How can peripheral arterial disease (PAD) be diagnosed?

When a patient is suspected to have PAD, the doctor will evaluate him/her in two aspects:

  1. Establish the diagnosis of PAD by examine its severity and anatomic status;
  2. Checking the risk factors of PAD and other associated cardiovascular diseases.

There are several tests for doctors to determine the diagnosis of PAD:

  • Physical Examination: Doctor will check the pulses in the legs by palpation, then observe the colour, temperature and hair of the legs, and check if there is any poor wound healing that may be signs of PAD.
  • Resting Ankle-brachial Index (ABI): ABI is used to measure and compare the blood pressure at the ankle and in the arm while the patient is at rest. It could help establish the diagnosis of PAD, and assess the severity of the disease. In cases when the arteries are non-compressible, the specially designed toe cuffs can be used to measure the blood pressure in the toes, and use the toe-brachial index (TBI) instead.
  • Exercise ABI: This is a sensitive measure for confirming PAD in patients with normal resting ABIs. During exercise, the peripheral resistance will reduce while the blood flow will increase, which will create a pressure gradient across the stenotic segment. This will also cause the ABI to decrease because the increase in the blood pressure in the arms is not matched by the increase in the legs. (ABI is a functional assessment of the arterial status of the legs.
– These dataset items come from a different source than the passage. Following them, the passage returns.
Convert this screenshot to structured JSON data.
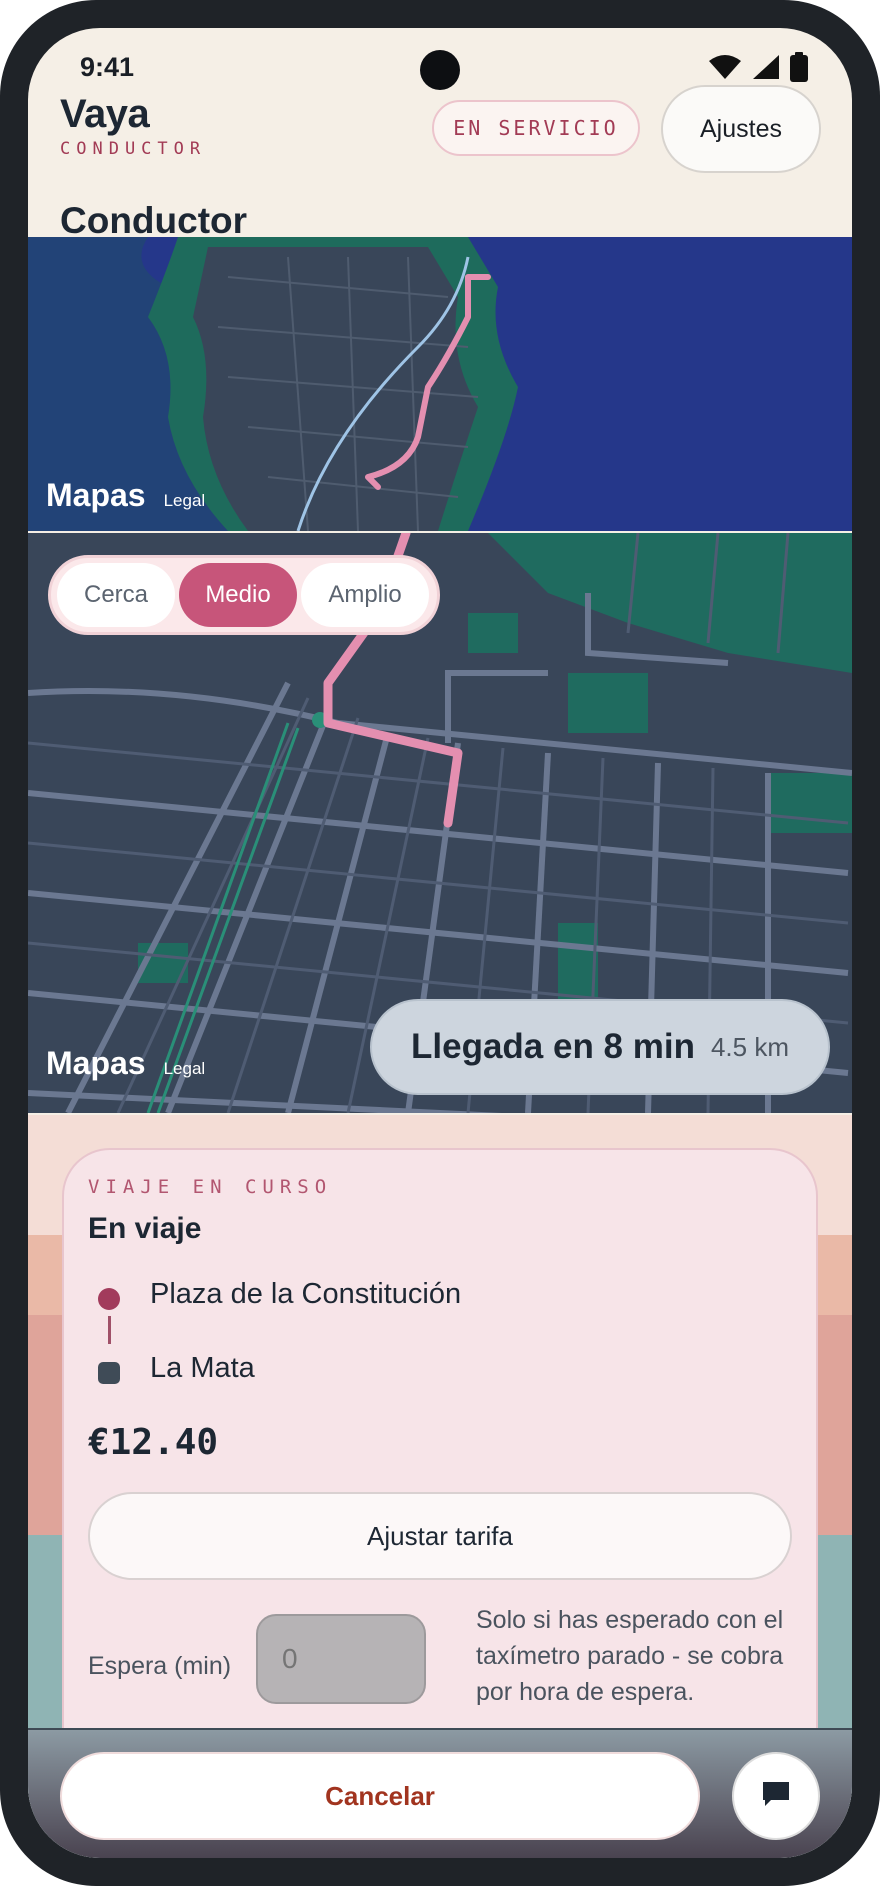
{
  "status_bar": {
    "time": "9:41"
  },
  "header": {
    "brand_title": "Vaya",
    "brand_subtitle": "CONDUCTOR",
    "status_pill": "EN SERVICIO",
    "settings_label": "Ajustes"
  },
  "section_title": "Conductor",
  "map_overview": {
    "brand": "Mapas",
    "legal": "Legal"
  },
  "map_detail": {
    "brand": "Mapas",
    "legal": "Legal",
    "zoom_options": [
      "Cerca",
      "Medio",
      "Amplio"
    ],
    "zoom_selected": "Medio",
    "eta_label": "Llegada en 8 min",
    "eta_distance": "4.5 km"
  },
  "trip_card": {
    "kicker": "VIAJE EN CURSO",
    "status": "En viaje",
    "origin": "Plaza de la Constitución",
    "destination": "La Mata",
    "fare": "€12.40",
    "adjust_fare_label": "Ajustar tarifa",
    "wait_label": "Espera (min)",
    "wait_placeholder": "0",
    "wait_help": "Solo si has esperado con el taxímetro parado - se cobra por hora de espera."
  },
  "bottom_bar": {
    "cancel_label": "Cancelar"
  },
  "colors": {
    "accent": "#c7557a",
    "brand_red": "#a23b55",
    "water": "#25378a",
    "land": "#394659",
    "park": "#1f6b5f",
    "route": "#e48fb0"
  }
}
It can give and idea on whether the patient is having PAD and its severity, however it cannot tell which arteries are narrowed or occluded.)
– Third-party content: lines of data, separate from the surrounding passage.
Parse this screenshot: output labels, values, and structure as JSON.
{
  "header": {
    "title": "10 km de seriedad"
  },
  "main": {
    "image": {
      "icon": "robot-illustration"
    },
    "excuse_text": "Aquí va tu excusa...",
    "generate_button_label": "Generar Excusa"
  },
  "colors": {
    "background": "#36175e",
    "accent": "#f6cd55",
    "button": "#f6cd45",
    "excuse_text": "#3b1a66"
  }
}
  • Duplex Ultrasound Scan: This test uses sound waves to provide imaging that can measure the flow velocities of blood in the blood vessel; with the addition of colour flow imaging, it can also localize the narrowed region. The findings sometimes can be affected by other structures around the arteries, limiting its efficacy.
  • Computer Tomography Angiography (CTA) and Magnetic Resonance Angiography (MRA): These tests are non-invasive procedures that are widely used in diagnosing the anatomic location and degree of narrowing of PAD. The difference is CTA is using X-rays technology to provide detail imaging while MRA is using magnetic field and pulses radio wave energy. Those results are essential for patients who are planning to undergo endovascular and surgical intervention.
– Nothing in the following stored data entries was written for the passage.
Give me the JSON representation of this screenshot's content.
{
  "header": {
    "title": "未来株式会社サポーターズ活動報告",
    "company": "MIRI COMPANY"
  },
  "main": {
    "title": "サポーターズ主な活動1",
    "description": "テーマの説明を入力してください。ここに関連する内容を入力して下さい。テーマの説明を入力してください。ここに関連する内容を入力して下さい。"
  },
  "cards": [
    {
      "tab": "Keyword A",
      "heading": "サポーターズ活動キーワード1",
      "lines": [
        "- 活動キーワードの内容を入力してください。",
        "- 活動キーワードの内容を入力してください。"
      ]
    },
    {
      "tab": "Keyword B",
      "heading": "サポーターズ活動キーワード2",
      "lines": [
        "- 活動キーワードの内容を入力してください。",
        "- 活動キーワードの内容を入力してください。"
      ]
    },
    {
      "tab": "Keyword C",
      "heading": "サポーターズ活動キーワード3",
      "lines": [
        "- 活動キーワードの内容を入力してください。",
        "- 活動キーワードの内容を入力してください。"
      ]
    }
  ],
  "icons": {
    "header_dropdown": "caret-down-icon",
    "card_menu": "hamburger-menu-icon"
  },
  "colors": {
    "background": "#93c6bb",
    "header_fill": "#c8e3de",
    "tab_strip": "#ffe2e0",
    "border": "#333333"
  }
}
  • Digital Subtraction Contrast Angiogram (DSA): This test is invasive bust accurate. It involves direct puncture of the artery followed with injection of contrast into the circulation. The images of the arteries are visualized under X-ray machine. Due to its invasiveness, it is nowadays performed only during endovascular intervention to define the detailed vascular anatomy before the operation.